Two essays in particular show the simultaneous promise of the volume’s theme of urbanization and its overreliance on a macro-historical perspective. While both of these essays are instructive and informative, they seem obliged to recount the entire history of the sites under examination instead of focusing their material to a short time period in which they could flesh out all the various factors at play in urban development.
‘Sacred space, pilgrimage and urbanism: The growth of Śrīraṅgam in the Tamil Region’ by Ranjeeta Dutta covers the history of Śrīraṅgam from the 3rd to 14th centuries (pp. 457–78). The author consistently offers interesting nuggets of data and analysis about developments like agricultural expansion, sacred geography in devotional poetry, and shifting patterns of patronage. These wonderful ideas, however, remain embryonic and are not fleshed out to show how these shaped the city as it was known then or how it is known now. Therefore, this essay from a great scholar of the Śrīvaiṣṇava tradition never moves beyond a cursory overview of Śrīraṅgam’s history.
Jean Deloche’s essay on the urbanization of Pondicherry started with a great deal of promise (pp. 645–58). He begins by discussing newly emerging Dutch records that show the earliest master planning of the modern city (including facsimiles of several of the planning maps). He argues that many of our preconceptions about the French influence on the layout of the city are misplaced. The essay, however, then falls back to rote historiography recounting the development of the city during the French period. While this material is accurate and well written – as one might expect from an historian like Deloche – the essay would have been much more helpful had the author fleshed out the Dutch material more fully and reflected on the lasting Dutch influence through the French period.

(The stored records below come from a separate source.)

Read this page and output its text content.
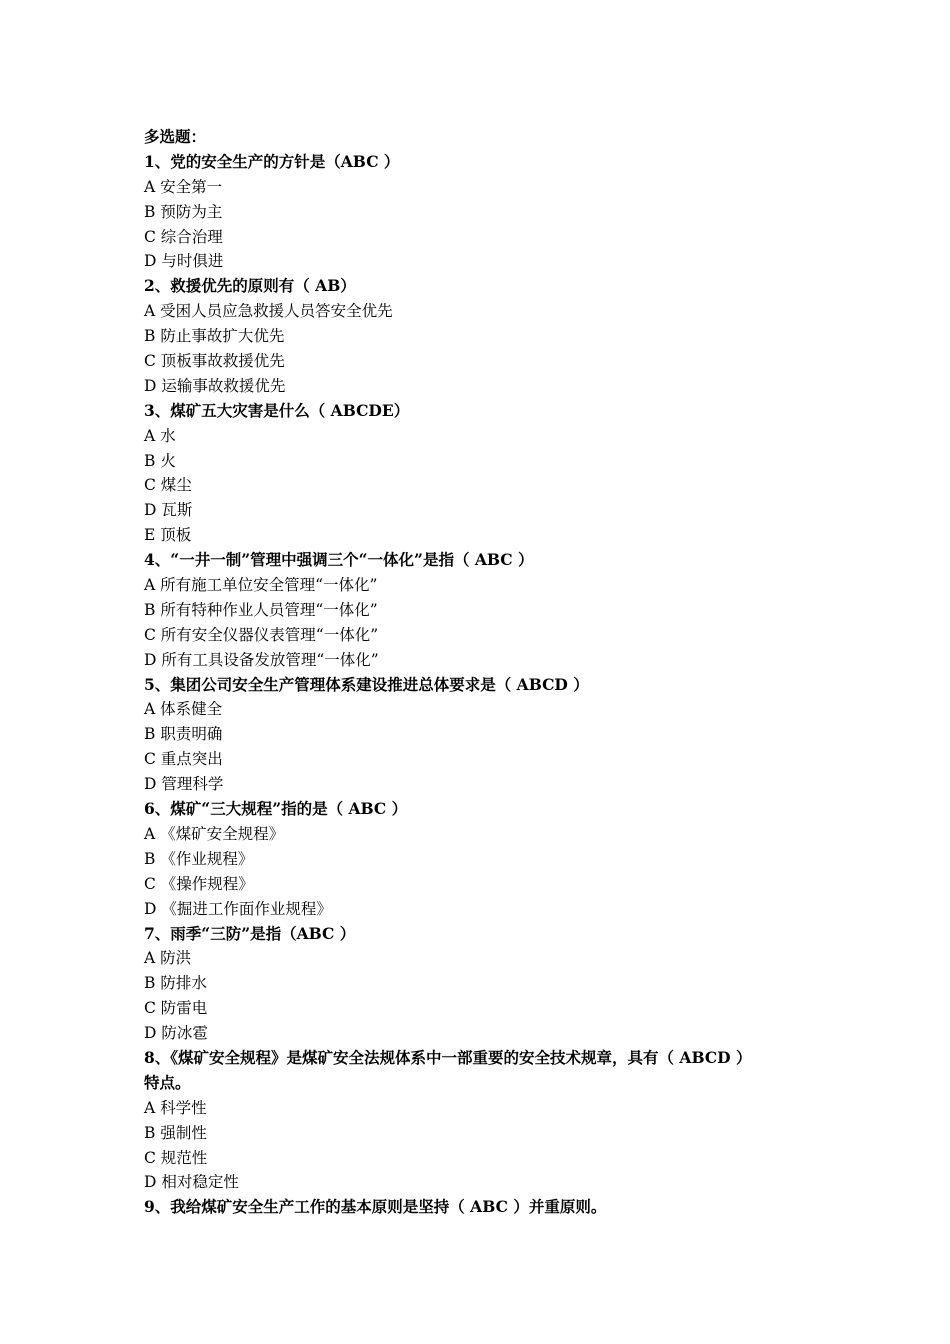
多选题：
1、党的安全生产的方针是（ABC ）
A 安全第一
B 预防为主
C 综合治理
D 与时俱进
2、救援优先的原则有（ AB）
A 受困人员应急救援人员答安全优先
B 防止事故扩大优先
C 顶板事故救援优先
D 运输事故救援优先
3、煤矿五大灾害是什么（ ABCDE）
A 水
B 火
C 煤尘
D 瓦斯
E 顶板
4、“一井一制”管理中强调三个“一体化”是指（ ABC ）
A 所有施工单位安全管理“一体化”
B 所有特种作业人员管理“一体化”
C 所有安全仪器仪表管理“一体化”
D 所有工具设备发放管理“一体化”
5、集团公司安全生产管理体系建设推进总体要求是（ ABCD ）
A 体系健全
B 职责明确
C 重点突出
D 管理科学
6、煤矿“三大规程”指的是（ ABC ）
A 《煤矿安全规程》
B 《作业规程》
C 《操作规程》
D 《掘进工作面作业规程》
7、雨季“三防”是指（ABC ）
A 防洪
B 防排水
C 防雷电
D 防冰雹
8、《煤矿安全规程》是煤矿安全法规体系中一部重要的安全技术规章，具有（ ABCD ）
特点。
A 科学性
B 强制性
C 规范性
D 相对稳定性
9、我给煤矿安全生产工作的基本原则是坚持（ ABC ）并重原则。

Both of these solid essays from well-established and respected scholars display the tension of the volume between being a volume that is intended as an in-depth theoretical consideration of urbanization in medieval India and one that is meant as a reference work that introduces a variety of important cities.
The editors are to be commended for their efforts to collect and publish such an expansive volume on medieval urban centers. Cities in Medieval India provides a wealth of information about a great number of cities and towns throughout India from a variety of wonderful scholars. For all the reasons stated above, the essays contained within this volume can serve as great starting points for someone interested in preliminary information on any of the cities discussed within its pages and seems perfectly suited as part of a reference collection. For those hoping for a critical and reflexive volume that examines the nuance of medieval urbanism, however, the editors’ daunting task may have proved to be too much.